Ernia singles chronology
| "25 ore" (2020) | "Ferma a guardare" (2021) | "Di notte" (2021) |

Pinguini Tattici Nucleari singles chronology
| "Scooby Doo" (2020) | "Ferma a guardare" (2021) | "Scrivile scemo" (2021) |

Music video
- "Ferma a guardare" on YouTube

= Ferma a guardare =

"Ferma a guardare" is a song co-written and recorded by Italian rapper Ernia featuring Italian pop rock band Pinguini Tattici Nucleari. It was released on 20 January 2021 through Island Records and included in the digital re-issue of the rapper's third studio album Gemelli.

== Description ==
The song was originally published as the sixth track of Ernia's third studio album Gemelli in June 2020. Despite not being released as a single, the track peaked at number 18 on the Italian singles chart. The second version featuring Pinguini Tattici Nucleari served as the lead single of the re-issue of the album in January 2021. The new version had new lyrics written by the band frontman Riccardo Zanotti, who described the collaboration: "Ernia has had her own winding road, like us, and there are many similarities between our paths, however much we do different genres.
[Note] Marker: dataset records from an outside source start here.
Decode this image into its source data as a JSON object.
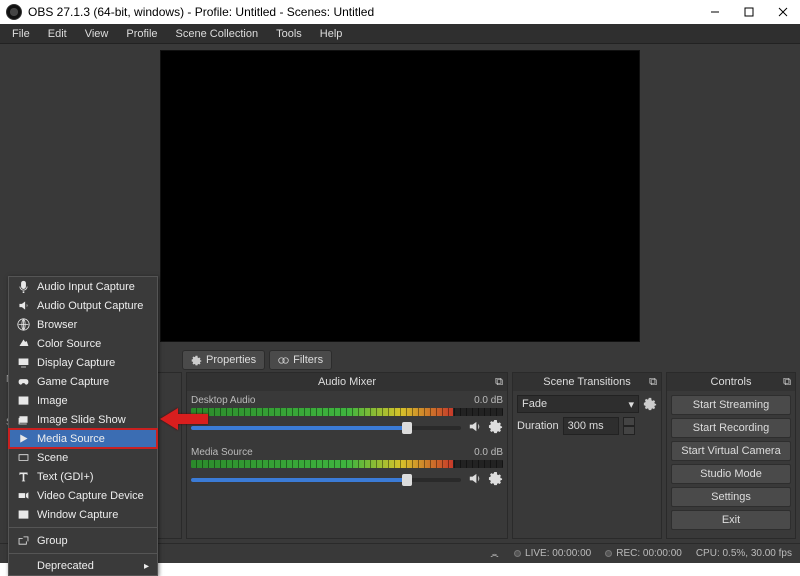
{
  "title": "OBS 27.1.3 (64-bit, windows) - Profile: Untitled - Scenes: Untitled",
  "menu": [
    "File",
    "Edit",
    "View",
    "Profile",
    "Scene Collection",
    "Tools",
    "Help"
  ],
  "toolbar": {
    "properties": "Properties",
    "filters": "Filters"
  },
  "leftPanels": {
    "no": "No",
    "sc": "Sc"
  },
  "mixer": {
    "title": "Audio Mixer",
    "channels": [
      {
        "name": "Desktop Audio",
        "db": "0.0 dB",
        "meterPct": 84,
        "volPct": 80
      },
      {
        "name": "Media Source",
        "db": "0.0 dB",
        "meterPct": 84,
        "volPct": 80
      }
    ]
  },
  "transitions": {
    "title": "Scene Transitions",
    "current": "Fade",
    "durationLabel": "Duration",
    "duration": "300 ms"
  },
  "controls": {
    "title": "Controls",
    "buttons": [
      "Start Streaming",
      "Start Recording",
      "Start Virtual Camera",
      "Studio Mode",
      "Settings",
      "Exit"
    ]
  },
  "status": {
    "live": "LIVE: 00:00:00",
    "rec": "REC: 00:00:00",
    "cpu": "CPU: 0.5%, 30.00 fps"
  },
  "ctx": {
    "items": [
      "Audio Input Capture",
      "Audio Output Capture",
      "Browser",
      "Color Source",
      "Display Capture",
      "Game Capture",
      "Image",
      "Image Slide Show",
      "Media Source",
      "Scene",
      "Text (GDI+)",
      "Video Capture Device",
      "Window Capture"
    ],
    "group": "Group",
    "deprecated": "Deprecated",
    "highlight": "Media Source"
  }
}
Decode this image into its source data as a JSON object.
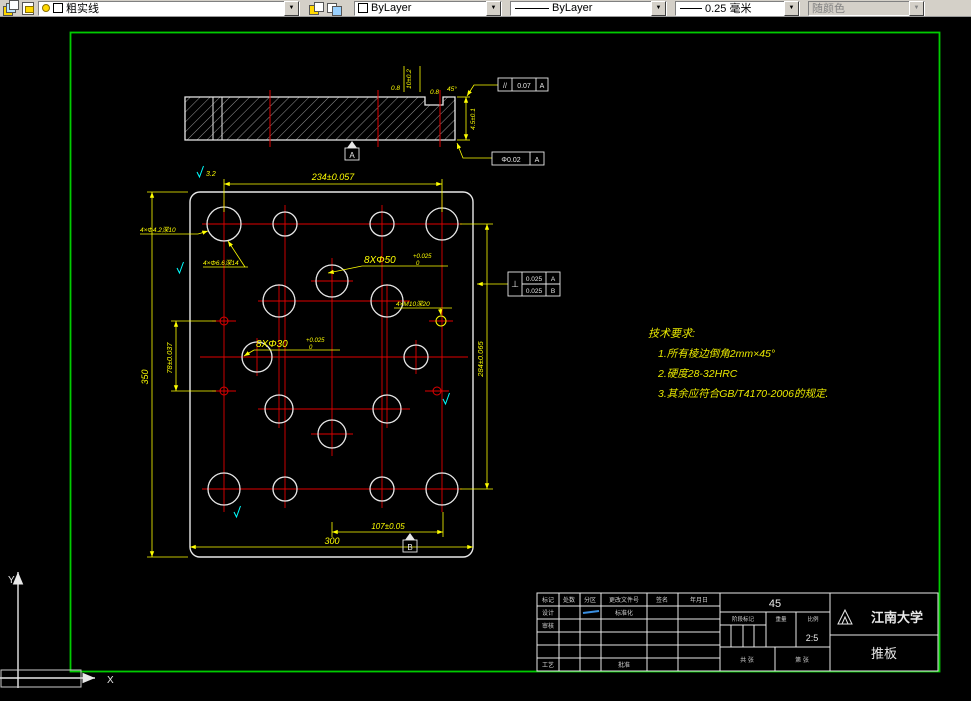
{
  "toolbar": {
    "layer": {
      "value": "粗实线"
    },
    "color": {
      "value": "ByLayer"
    },
    "linetype": {
      "value": "ByLayer"
    },
    "lineweight": {
      "value": "0.25 毫米"
    },
    "plotstyle": {
      "value": "随颜色"
    },
    "arrow": "▼"
  },
  "drawing": {
    "dims": {
      "top_width": "234±0.057",
      "overall_height": "350",
      "inner_left": "78±0.037",
      "inner_right": "284±0.065",
      "inner_bottom": "107±0.05",
      "bottom_width": "300",
      "rough_top": "3.2",
      "big_holes": "8XΦ50",
      "big_tol_u": "+0.025",
      "big_tol_l": "0",
      "small_holes": "8XΦ30",
      "small_tol_u": "+0.025",
      "small_tol_l": "0",
      "leader1": "4×Φ4.2深10",
      "leader2": "4×Φ6.6深14",
      "leader3": "4×M10深20",
      "sec_dim1": "10±0.2",
      "sec_rough1": "0.8",
      "sec_rough2": "0.8",
      "sec_dim2": "4.5±0.1",
      "sec_angle": "45°"
    },
    "gdt": {
      "para_sym": "//",
      "para_val": "0.07",
      "para_dat": "A",
      "run_val": "Φ0.02",
      "run_dat": "A",
      "perp_sym": "⊥",
      "perp_val1": "0.025",
      "perp_dat1": "A",
      "perp_val2": "0.025",
      "perp_dat2": "B",
      "datum_a": "A",
      "datum_b": "B"
    },
    "tech_req": {
      "title": "技术要求:",
      "item1": "1.所有棱边倒角2mm×45°",
      "item2": "2.硬度28-32HRC",
      "item3": "3.其余应符合GB/T4170-2006的规定."
    },
    "ucs": {
      "x_label": "X",
      "y_label": "Y"
    }
  },
  "titleblock": {
    "material": "45",
    "scale_value": "2:5",
    "university": "江南大学",
    "part_name": "推板",
    "labels": {
      "mark": "标记",
      "qty": "处数",
      "zone": "分区",
      "doc": "更改文件号",
      "sign": "签名",
      "date": "年月日",
      "design": "设计",
      "standard": "标准化",
      "check": "审核",
      "process": "工艺",
      "approve": "批准",
      "stage": "阶段标记",
      "weight": "重量",
      "ratio": "比例",
      "sheet_total": "共 张",
      "sheet_no": "第 张"
    }
  }
}
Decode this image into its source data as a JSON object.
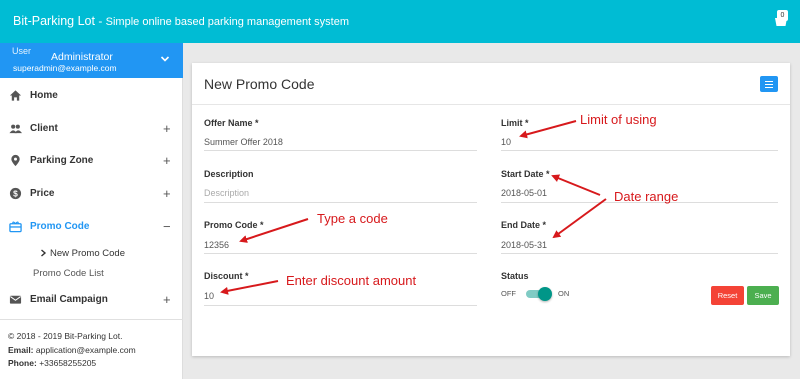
{
  "header": {
    "brand": "Bit-Parking Lot",
    "separator": " - ",
    "tagline": "Simple online based parking management system",
    "cart_count": "0"
  },
  "user": {
    "image_alt": "User",
    "name": "Administrator",
    "email": "superadmin@example.com"
  },
  "sidebar": {
    "items": [
      {
        "label": "Home",
        "icon": "home-icon"
      },
      {
        "label": "Client",
        "icon": "people-icon"
      },
      {
        "label": "Parking Zone",
        "icon": "location-pin-icon"
      },
      {
        "label": "Price",
        "icon": "dollar-icon"
      },
      {
        "label": "Promo Code",
        "icon": "gift-card-icon"
      },
      {
        "label": "Email Campaign",
        "icon": "mail-icon"
      }
    ],
    "plus": "+",
    "minus": "−",
    "sub_items": {
      "new_promo": "New Promo Code",
      "promo_list": "Promo Code List"
    },
    "active_color": "#2196f3"
  },
  "footer": {
    "copyright": "© 2018 - 2019 Bit-Parking Lot.",
    "email_label": "Email:",
    "email_value": "application@example.com",
    "phone_label": "Phone:",
    "phone_value": "+33658255205"
  },
  "form": {
    "title": "New Promo Code",
    "offer_name": {
      "label": "Offer Name *",
      "value": "Summer Offer 2018"
    },
    "description": {
      "label": "Description",
      "placeholder": "Description"
    },
    "promo_code": {
      "label": "Promo Code *",
      "value": "12356"
    },
    "discount": {
      "label": "Discount *",
      "value": "10"
    },
    "limit": {
      "label": "Limit *",
      "value": "10"
    },
    "start_date": {
      "label": "Start Date *",
      "value": "2018-05-01"
    },
    "end_date": {
      "label": "End Date *",
      "value": "2018-05-31"
    },
    "status": {
      "label": "Status",
      "off": "OFF",
      "on": "ON",
      "checked": true
    },
    "reset": "Reset",
    "save": "Save"
  },
  "annotations": {
    "limit": "Limit of using",
    "date_range": "Date range",
    "code": "Type a code",
    "discount": "Enter discount amount"
  },
  "colors": {
    "topbar": "#00bcd4",
    "user_panel": "#2196f3",
    "reset": "#f44336",
    "save": "#4caf50",
    "toggle": "#009688",
    "annotation": "#d7191c"
  }
}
We came up with the idea of trying to do something together, to mix our respective musical visions."

==Music video==
A music video for "Ferma a guardare", directed by Fabrizio Conte, was released onto YouTube on 28 January 2021.

==Charts==

Weekly chart performance for "Ferma a guardare"
| Chart (2020) | Peak position |
|---|---|
| Italy (FIMI) | 18 |

Weekly chart performance for "Ferma a guardare (feat. Pinguini Tattici Nucleari)"
| Chart (2021) | Peak position |
|---|---|
| Italy (FIMI) | 3 |
| Italy Airplay (EarOne) | 17 |
| San Marino (SMRRTV Top 50) | 39 |

===Year-end charts===

2021 year-end chart performance for "Ferma a guardare"
| Chart | Position |
|---|---|
| Italy (FIMI) | 23 |

==Certifications==

| Region | Certification | Certified units/sales |
| Italy (FIMI) | 5× Platinum | 500,000^{‡} |
^{‡} Sales+streaming figures based on certification alone.